Hence, patriarchy is essentially religious in nature. Without religion, the father is no more worthy of honour than the team of doctors and nurses who steer women through rearing and childbirth. We must come to the conclusion that the authority of the father must have Divine sanction and that in the absence of religious belief (as we have seen) fathers struggle to justify their existence, not to mind their children’s fealty.

Now, anyone reading this is going to say: “let’s get rid of religion” (or at least those religions which identity fathers with patriarchal authority and that would certainly take us beyond so-called ‘Abrahamic’ faiths). If we got rid of religion, such people may say, women will have their ‘rightful’ status. Men would be merely ‘fertilisers’ at the beck and call of women and children, if the woman in question so desires. And, to be honest, many men wouldn’t mind such a situation. They would be ok with merely being called upon to render services of either impregnation or companionship, without any command for their offspring to honour them in any special way.

We shouldn’t jump to rash conclusions, however, even though we must recognise that without Divine sanction, it is unlikely that we would accord fathers anywhere near the same position in their children’s lives as mothers. The problem with the rationalist approach I have outlined is that it portrays the sacrifice of women as being the only logical basis for their children granting fealty. For starters, it is true that men might not ‘do much’ in siring progeny but we often honour those in life who do not do all that much but yet figure prominently on our horizon. An obvious example of this is government. No one believes that everyone in the government does all the jobs that the hoi polloi do. At the same time, there must be some deference to government, or at least to public authorities. Otherwise, it would be difficult for a society to function. It is also the case that people require some sort of authority figure in their lives and that is true even of highly egalitarian societies.

The reality is that fathers do have an important symbolic function that is uniquely theirs, even though they may require religion to buttress their position. A house without a father is one where the children are likely to have psychological problems and one where the children are more likely to spend time in jail or be unemployed. A father copper-fastens a child’s identity (last names are typically those of the father). The need for a father-figure is just as pressing for girls as it is for boys, although the cost to society is likely to be more pronounced if the latter grows up father-less.

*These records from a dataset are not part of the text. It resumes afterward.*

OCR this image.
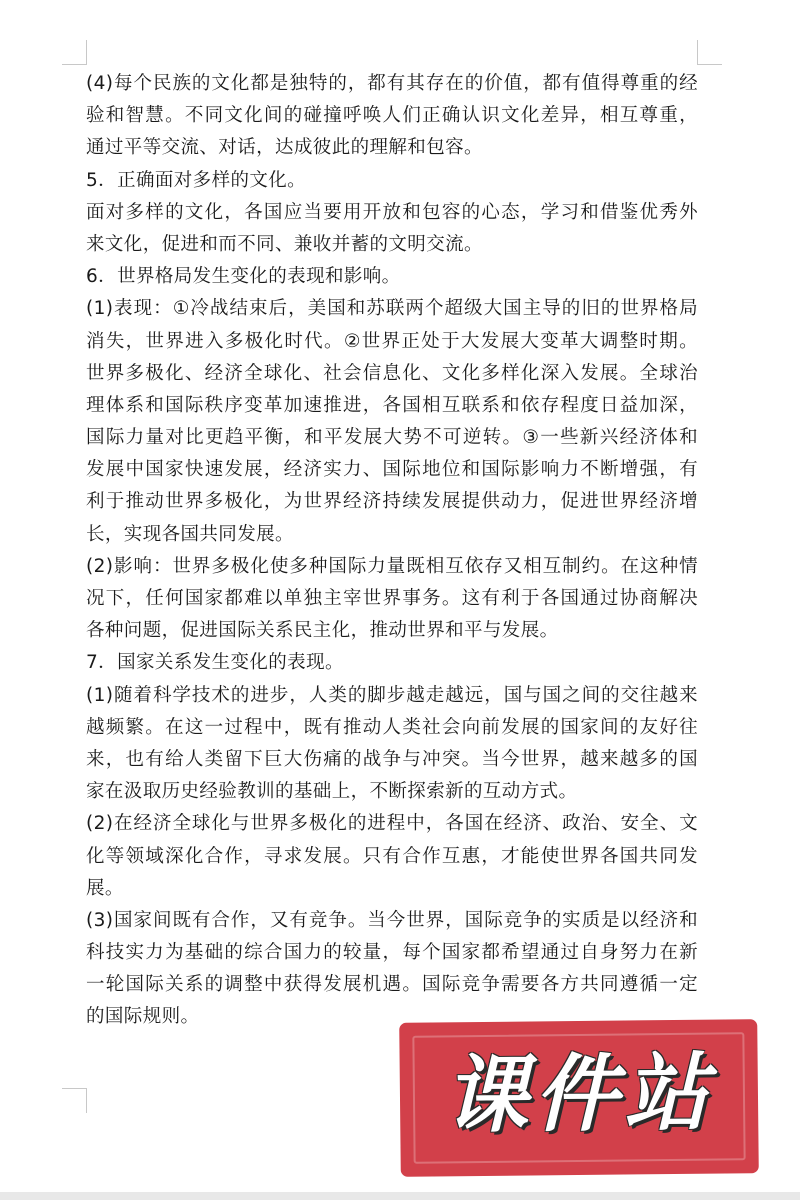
(4)每个民族的文化都是独特的，都有其存在的价值，都有值得尊重的经
验和智慧。不同文化间的碰撞呼唤人们正确认识文化差异，相互尊重，
通过平等交流、对话，达成彼此的理解和包容。
5．正确面对多样的文化。
面对多样的文化，各国应当要用开放和包容的心态，学习和借鉴优秀外
来文化，促进和而不同、兼收并蓄的文明交流。
6．世界格局发生变化的表现和影响。
(1)表现：①冷战结束后，美国和苏联两个超级大国主导的旧的世界格局
消失，世界进入多极化时代。②世界正处于大发展大变革大调整时期。
世界多极化、经济全球化、社会信息化、文化多样化深入发展。全球治
理体系和国际秩序变革加速推进，各国相互联系和依存程度日益加深，
国际力量对比更趋平衡，和平发展大势不可逆转。③一些新兴经济体和
发展中国家快速发展，经济实力、国际地位和国际影响力不断增强，有
利于推动世界多极化，为世界经济持续发展提供动力，促进世界经济增
长，实现各国共同发展。
(2)影响：世界多极化使多种国际力量既相互依存又相互制约。在这种情
况下，任何国家都难以单独主宰世界事务。这有利于各国通过协商解决
各种问题，促进国际关系民主化，推动世界和平与发展。
7．国家关系发生变化的表现。
(1)随着科学技术的进步，人类的脚步越走越远，国与国之间的交往越来
越频繁。在这一过程中，既有推动人类社会向前发展的国家间的友好往
来，也有给人类留下巨大伤痛的战争与冲突。当今世界，越来越多的国
家在汲取历史经验教训的基础上，不断探索新的互动方式。
(2)在经济全球化与世界多极化的进程中，各国在经济、政治、安全、文
化等领域深化合作，寻求发展。只有合作互惠，才能使世界各国共同发
展。
(3)国家间既有合作，又有竞争。当今世界，国际竞争的实质是以经济和
科技实力为基础的综合国力的较量，每个国家都希望通过自身努力在新
一轮国际关系的调整中获得发展机遇。国际竞争需要各方共同遵循一定
的国际规则。
课件站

It is hard to avoid the analogy that fathers have a sort of king-like status. A child without a father misses something fundamental, an innate need for something that represents them on a higher level, that is somehow distant but which makes them feel secure in themselves. Mothers simply can’t play this role. We know this from experience.

Yes, fathers seem a bit redundant but the fact is that they play a pivotal role in the social order, a position that only becomes evident once their presence is removed. A father is not just a ‘carer’ with different genitalia to the ‘carer-bearer,’ the mother. A father-figure is irreplaceable. So, the Divine fiat is right, even if our limited reason might only allow us to justify the role of one party.